Appeal by the defendant, as limited by his motion, from a sentence of the Supreme Court, Kings County (William Miller, J.), imposed February 7, 2017, upon his plea of guilty, on the ground that the sentence was excessive.

Ordered that the sentence is affirmed.

During plea bargaining, the People offered the defendant a sentence promise of 10 years' incarceration to be followed by 5 years of postrelease supervision in exchange for the defendant's plea of guilty to assault in the first degree, which was the top count in the indictment, and the defendant's execution of a waiver of the right to appeal.
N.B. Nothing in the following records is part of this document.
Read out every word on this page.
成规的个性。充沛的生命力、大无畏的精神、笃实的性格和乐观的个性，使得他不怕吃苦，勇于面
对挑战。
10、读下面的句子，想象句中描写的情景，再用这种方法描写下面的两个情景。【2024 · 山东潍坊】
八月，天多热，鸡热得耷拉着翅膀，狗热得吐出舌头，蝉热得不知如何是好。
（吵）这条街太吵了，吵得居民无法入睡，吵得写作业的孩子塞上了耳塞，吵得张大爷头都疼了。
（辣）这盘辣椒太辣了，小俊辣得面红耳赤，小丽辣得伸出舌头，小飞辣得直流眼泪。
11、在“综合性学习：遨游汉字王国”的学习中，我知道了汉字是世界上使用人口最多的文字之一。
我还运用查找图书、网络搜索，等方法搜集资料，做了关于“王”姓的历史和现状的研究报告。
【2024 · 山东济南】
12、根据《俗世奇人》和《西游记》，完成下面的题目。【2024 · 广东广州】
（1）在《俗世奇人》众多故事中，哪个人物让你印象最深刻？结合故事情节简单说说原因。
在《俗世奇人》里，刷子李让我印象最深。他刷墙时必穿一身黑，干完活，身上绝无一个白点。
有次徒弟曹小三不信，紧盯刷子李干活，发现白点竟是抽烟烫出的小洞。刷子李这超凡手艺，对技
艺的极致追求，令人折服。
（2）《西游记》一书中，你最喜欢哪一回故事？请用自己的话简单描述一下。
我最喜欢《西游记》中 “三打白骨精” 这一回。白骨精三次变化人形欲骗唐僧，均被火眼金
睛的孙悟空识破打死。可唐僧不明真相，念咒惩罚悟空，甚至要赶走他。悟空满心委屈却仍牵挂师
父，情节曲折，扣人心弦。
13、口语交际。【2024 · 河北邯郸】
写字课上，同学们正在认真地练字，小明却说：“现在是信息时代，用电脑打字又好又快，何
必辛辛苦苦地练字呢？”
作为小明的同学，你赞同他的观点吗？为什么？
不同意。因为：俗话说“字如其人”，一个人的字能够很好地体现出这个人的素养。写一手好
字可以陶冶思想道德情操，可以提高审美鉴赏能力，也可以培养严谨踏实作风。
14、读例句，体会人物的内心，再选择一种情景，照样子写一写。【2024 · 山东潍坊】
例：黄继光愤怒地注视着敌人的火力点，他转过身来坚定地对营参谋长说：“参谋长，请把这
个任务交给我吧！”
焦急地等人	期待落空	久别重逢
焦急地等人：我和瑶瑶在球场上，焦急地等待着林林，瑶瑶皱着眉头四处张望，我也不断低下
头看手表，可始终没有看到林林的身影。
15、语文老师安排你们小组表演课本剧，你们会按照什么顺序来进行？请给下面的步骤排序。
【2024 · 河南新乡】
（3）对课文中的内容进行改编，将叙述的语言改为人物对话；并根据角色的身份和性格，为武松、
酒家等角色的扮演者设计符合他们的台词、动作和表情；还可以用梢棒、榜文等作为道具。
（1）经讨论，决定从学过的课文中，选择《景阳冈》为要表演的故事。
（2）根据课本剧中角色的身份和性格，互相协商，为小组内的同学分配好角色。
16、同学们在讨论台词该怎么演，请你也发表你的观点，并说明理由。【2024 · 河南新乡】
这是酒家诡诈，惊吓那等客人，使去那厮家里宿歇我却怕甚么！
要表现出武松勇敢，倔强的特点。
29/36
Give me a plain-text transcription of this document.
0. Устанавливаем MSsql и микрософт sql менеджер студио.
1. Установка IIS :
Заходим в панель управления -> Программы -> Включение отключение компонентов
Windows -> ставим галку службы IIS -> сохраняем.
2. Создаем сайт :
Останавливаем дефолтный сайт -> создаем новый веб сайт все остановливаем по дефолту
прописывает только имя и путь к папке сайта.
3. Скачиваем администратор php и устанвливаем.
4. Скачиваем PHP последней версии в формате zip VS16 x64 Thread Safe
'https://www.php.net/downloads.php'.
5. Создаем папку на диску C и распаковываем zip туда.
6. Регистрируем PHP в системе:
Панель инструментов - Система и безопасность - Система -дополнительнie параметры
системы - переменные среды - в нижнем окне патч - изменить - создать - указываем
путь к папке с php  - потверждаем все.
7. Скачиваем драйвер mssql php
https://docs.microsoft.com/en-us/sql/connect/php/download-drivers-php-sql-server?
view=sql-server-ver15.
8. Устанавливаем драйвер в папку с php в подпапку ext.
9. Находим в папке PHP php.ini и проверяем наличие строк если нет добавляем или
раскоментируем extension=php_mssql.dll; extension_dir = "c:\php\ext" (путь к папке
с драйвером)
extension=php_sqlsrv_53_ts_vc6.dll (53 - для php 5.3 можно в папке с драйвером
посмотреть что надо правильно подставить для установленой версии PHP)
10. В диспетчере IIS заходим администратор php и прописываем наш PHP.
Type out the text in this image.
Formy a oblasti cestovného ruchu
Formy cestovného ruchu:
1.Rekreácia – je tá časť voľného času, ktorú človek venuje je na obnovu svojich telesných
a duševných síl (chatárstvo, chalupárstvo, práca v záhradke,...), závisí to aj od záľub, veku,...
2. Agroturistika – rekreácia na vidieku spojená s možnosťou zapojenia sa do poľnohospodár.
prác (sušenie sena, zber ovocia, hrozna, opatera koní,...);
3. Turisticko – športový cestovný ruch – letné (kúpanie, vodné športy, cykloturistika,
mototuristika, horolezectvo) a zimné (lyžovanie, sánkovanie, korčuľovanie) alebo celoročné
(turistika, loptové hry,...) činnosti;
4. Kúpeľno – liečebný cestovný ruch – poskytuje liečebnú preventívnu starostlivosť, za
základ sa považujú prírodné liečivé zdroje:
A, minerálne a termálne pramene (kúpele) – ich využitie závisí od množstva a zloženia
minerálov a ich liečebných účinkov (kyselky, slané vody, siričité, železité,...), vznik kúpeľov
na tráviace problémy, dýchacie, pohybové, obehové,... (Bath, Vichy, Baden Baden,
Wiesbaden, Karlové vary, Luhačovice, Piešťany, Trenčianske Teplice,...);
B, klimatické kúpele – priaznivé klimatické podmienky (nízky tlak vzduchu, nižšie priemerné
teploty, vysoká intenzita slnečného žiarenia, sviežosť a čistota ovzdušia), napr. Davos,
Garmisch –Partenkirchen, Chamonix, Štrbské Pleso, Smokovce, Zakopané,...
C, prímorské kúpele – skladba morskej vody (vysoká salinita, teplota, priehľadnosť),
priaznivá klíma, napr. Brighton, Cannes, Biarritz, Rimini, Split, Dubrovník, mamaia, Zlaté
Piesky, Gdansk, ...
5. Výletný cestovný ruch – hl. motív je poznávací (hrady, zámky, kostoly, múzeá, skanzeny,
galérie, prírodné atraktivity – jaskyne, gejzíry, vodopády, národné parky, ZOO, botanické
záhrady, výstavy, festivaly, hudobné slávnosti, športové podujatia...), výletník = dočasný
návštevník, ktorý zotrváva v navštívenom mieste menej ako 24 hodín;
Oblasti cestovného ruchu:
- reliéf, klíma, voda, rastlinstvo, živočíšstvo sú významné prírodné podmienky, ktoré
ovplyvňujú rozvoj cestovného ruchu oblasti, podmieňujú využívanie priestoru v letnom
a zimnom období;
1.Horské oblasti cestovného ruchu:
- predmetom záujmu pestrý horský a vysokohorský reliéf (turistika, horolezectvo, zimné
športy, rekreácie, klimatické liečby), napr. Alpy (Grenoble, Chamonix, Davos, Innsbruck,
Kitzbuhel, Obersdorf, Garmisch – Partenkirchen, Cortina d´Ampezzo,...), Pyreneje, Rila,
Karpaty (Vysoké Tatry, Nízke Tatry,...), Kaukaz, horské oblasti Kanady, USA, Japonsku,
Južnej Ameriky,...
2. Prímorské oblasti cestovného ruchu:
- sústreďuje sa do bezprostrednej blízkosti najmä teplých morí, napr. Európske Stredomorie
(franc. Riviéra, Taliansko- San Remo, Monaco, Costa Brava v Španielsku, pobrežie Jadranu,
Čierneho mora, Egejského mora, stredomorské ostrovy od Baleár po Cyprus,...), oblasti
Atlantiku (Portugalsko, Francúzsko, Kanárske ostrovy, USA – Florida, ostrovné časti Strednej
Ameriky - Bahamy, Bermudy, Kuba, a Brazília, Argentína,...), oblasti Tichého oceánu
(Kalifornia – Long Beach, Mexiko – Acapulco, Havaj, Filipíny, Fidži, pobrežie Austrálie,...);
The defendant rejected the People's offer. The Supreme Court then offered to sentence the defendant to 7 years' incarceration to be followed by 5 years of postrelease supervision in exchange for, inter alia, the defendant's plea of guilty to assault in the first degree and his execution of a waiver of the right to appeal. The defendant accepted the court's sentence promise and pleaded guilty to assault in the first degree. The defendant's plea of guilty and sentence were entered over the People's objection.

Since the People were not party to any plea bargain in which the defendant waived the right to appeal, and since the Supreme Court reached beyond its interest in determining an appropriate sentence by extracting from the defendant a waiver of the right to appeal, the defendant's purported waiver of the right to appeal is unenforceable (see People v Sutton, 184 AD3d 236 [2d Dept 2020]; see also Penal Law § 1.05; People v McConnell, 49 NY2d 340, 346 [1980]; see generally Garza v Idaho, 586 US &mdash, 139 S Ct 738 [2019]; People v Seaberg, 74 NY2d 1, 7 [1989]; People v Farrar, 52 NY2d 302, 305-306 [1981]).

Nevertheless, the sentence imposed was not excessive (see People v Suitte, 90 AD2d 80 [1982]). Rivera, J.P., Maltese, Barros, Brathwaite Nelson and Iannacci, JJ., concur.